July 26, 2011

Cervantes, Cerveza y Cirrhosis

The forensic archaeologists are at it again!  This time, some Spanish ones want to dig up Cervantes.  Their goals are: 1) to "reconstruct the face of a man only know from a picture... painted some 20 years after his death"; and 2) figure out if he did indeed die of cirrhosis of the liver, according to historian Fernando Prado.

Cervantes de La Mancha (credit)
No one's quite sure where Cervantes' remains are buried, although they're most likely in a convent in Madrid.  If they do find remains that match his age-at-death and sex, though, archaeologists think that it will be easy to identify Cervantes, since "He received a blast from a harquebus in the chest and another wound that left him unable to use one hand," during a naval battle in 1571, according to Prado.  It does seem reasonable that these wounds could identify Cervantes, but it sounds like they'll have to dig up the entire convent to find the bones.  Prado hopes the work will be carried out by 2016.

I feel like a broken record, but facial reconstruction to see the "true face" of someone who died hundreds of years ago is just absurd (q.v.
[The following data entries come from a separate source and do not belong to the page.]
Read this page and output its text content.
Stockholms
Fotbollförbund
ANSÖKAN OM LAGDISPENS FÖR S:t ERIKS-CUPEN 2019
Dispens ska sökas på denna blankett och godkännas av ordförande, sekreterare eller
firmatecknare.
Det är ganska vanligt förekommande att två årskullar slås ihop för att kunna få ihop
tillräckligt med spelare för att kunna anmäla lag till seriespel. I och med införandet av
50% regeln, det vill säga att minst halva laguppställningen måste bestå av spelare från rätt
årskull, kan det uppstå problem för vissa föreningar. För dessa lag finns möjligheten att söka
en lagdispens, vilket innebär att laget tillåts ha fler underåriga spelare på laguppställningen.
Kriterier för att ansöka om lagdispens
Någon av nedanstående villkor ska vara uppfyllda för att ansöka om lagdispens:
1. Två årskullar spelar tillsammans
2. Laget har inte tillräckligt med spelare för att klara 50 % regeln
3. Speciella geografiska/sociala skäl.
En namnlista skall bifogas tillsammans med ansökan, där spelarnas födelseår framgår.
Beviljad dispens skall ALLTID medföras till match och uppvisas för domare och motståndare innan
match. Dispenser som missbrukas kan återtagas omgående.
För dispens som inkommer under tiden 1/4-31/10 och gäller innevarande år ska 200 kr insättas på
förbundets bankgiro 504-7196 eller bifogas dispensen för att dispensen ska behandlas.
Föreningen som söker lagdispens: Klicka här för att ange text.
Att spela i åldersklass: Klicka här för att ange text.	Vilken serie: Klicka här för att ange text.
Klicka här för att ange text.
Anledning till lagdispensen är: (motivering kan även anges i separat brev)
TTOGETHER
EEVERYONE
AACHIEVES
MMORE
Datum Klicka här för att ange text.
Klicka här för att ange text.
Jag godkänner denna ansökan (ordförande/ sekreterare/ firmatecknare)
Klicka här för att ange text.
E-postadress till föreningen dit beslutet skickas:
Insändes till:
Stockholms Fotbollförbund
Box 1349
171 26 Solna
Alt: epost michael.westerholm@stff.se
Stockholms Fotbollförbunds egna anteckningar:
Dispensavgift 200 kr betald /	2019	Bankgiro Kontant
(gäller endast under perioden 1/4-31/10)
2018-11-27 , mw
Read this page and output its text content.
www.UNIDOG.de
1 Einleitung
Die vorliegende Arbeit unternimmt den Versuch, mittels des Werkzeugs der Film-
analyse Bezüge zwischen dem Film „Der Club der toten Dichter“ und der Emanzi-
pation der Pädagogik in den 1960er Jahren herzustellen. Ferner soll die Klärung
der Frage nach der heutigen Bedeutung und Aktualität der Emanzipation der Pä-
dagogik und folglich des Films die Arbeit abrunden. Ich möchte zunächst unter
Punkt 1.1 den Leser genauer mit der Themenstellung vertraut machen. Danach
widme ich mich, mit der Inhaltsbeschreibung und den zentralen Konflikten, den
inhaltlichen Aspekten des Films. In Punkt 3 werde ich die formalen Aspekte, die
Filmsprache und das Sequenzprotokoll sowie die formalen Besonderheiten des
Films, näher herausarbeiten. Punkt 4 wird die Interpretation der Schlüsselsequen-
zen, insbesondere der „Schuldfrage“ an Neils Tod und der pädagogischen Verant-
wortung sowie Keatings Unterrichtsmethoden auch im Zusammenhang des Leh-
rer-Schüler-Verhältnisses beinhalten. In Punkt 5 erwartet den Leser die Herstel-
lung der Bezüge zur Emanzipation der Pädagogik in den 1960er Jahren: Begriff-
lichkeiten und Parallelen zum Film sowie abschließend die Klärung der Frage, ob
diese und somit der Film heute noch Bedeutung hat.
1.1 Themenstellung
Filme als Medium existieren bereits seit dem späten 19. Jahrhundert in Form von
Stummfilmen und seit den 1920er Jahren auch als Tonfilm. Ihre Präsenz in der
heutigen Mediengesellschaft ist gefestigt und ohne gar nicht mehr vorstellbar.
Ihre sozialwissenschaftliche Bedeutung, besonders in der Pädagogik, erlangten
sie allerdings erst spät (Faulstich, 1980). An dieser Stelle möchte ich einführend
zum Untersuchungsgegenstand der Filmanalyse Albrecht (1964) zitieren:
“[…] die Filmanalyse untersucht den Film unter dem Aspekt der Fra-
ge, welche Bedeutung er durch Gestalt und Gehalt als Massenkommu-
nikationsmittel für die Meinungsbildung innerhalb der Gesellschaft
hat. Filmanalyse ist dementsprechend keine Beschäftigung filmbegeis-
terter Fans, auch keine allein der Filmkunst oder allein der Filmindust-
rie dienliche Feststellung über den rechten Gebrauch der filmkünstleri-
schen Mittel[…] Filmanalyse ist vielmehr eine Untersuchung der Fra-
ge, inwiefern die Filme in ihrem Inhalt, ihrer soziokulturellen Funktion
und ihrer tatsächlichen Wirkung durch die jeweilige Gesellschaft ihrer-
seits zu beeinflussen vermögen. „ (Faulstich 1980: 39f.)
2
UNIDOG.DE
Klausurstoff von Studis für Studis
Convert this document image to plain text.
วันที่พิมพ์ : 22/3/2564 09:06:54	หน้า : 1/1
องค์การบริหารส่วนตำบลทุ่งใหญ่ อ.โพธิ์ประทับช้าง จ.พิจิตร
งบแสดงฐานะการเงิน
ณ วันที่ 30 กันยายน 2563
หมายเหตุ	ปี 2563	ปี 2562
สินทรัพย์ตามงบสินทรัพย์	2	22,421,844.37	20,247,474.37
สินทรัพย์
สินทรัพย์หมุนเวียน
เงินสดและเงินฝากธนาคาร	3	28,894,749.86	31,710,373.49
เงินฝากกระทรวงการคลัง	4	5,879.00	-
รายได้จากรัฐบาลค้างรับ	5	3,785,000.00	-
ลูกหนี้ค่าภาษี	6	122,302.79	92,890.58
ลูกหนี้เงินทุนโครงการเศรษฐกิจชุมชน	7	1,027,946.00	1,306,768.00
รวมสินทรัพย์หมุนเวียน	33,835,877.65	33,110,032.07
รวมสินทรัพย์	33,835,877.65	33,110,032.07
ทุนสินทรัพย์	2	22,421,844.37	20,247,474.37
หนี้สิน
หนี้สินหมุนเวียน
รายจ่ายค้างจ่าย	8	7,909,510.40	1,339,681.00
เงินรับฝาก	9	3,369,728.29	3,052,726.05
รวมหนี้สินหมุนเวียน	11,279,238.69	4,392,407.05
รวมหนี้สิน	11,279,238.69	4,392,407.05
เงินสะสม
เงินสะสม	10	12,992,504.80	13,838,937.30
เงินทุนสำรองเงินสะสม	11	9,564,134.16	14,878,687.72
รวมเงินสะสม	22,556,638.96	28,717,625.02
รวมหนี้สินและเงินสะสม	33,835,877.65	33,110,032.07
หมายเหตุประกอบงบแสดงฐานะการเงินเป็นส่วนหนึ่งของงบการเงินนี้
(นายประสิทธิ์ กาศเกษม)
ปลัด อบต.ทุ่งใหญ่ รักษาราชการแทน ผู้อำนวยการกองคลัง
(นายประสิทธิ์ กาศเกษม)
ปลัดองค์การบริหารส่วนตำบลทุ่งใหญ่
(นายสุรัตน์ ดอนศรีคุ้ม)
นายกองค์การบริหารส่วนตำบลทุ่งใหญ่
Mona Lisa and Shakespeare [who, incidentally, was Cervantes' contemporary]). As far as Cervantes' love for the cerveza, alcoholism does seem to predispose people to bone degeneration, and longstanding liver disease like cirrhosis could very well have affected the quality of his bone.  But osteoporosis and osteopenia are certainly not pathognomonic for cirrhosis or alcoholism and could be related to a variety of things, like vitamin D deficiency (rickets/osteomalacia).  There's no way to say for sure that Cervantes died from liver disease, even if they find a perfect skeleton - and the chances of that happening (especially if he had low bone density!) are fairly low.

Well, I could keep writing about how silly it is to do forensic reconstructions of 400-year-old people, or I could jump on the "Digging Up Celebrities" bandwagon.  All the cool kids are doing it, after all, and they're getting far more press than my average-Julii from Rome.  Now it's just a matter of digging up all of Rome to find an emperor...

* Hat tip to @TLockyer for the link!

4 comments:

Mark Patton said...

It's one thing to do a facial reconstruction (however imperfect) on a skeleton dug up in the normal course of archaeological excavations. It's quite another to mount a large scale excavation just in order to do so (and to look at the pathology of a named individual). Whatever happened to the idea of a coherrent research strategy?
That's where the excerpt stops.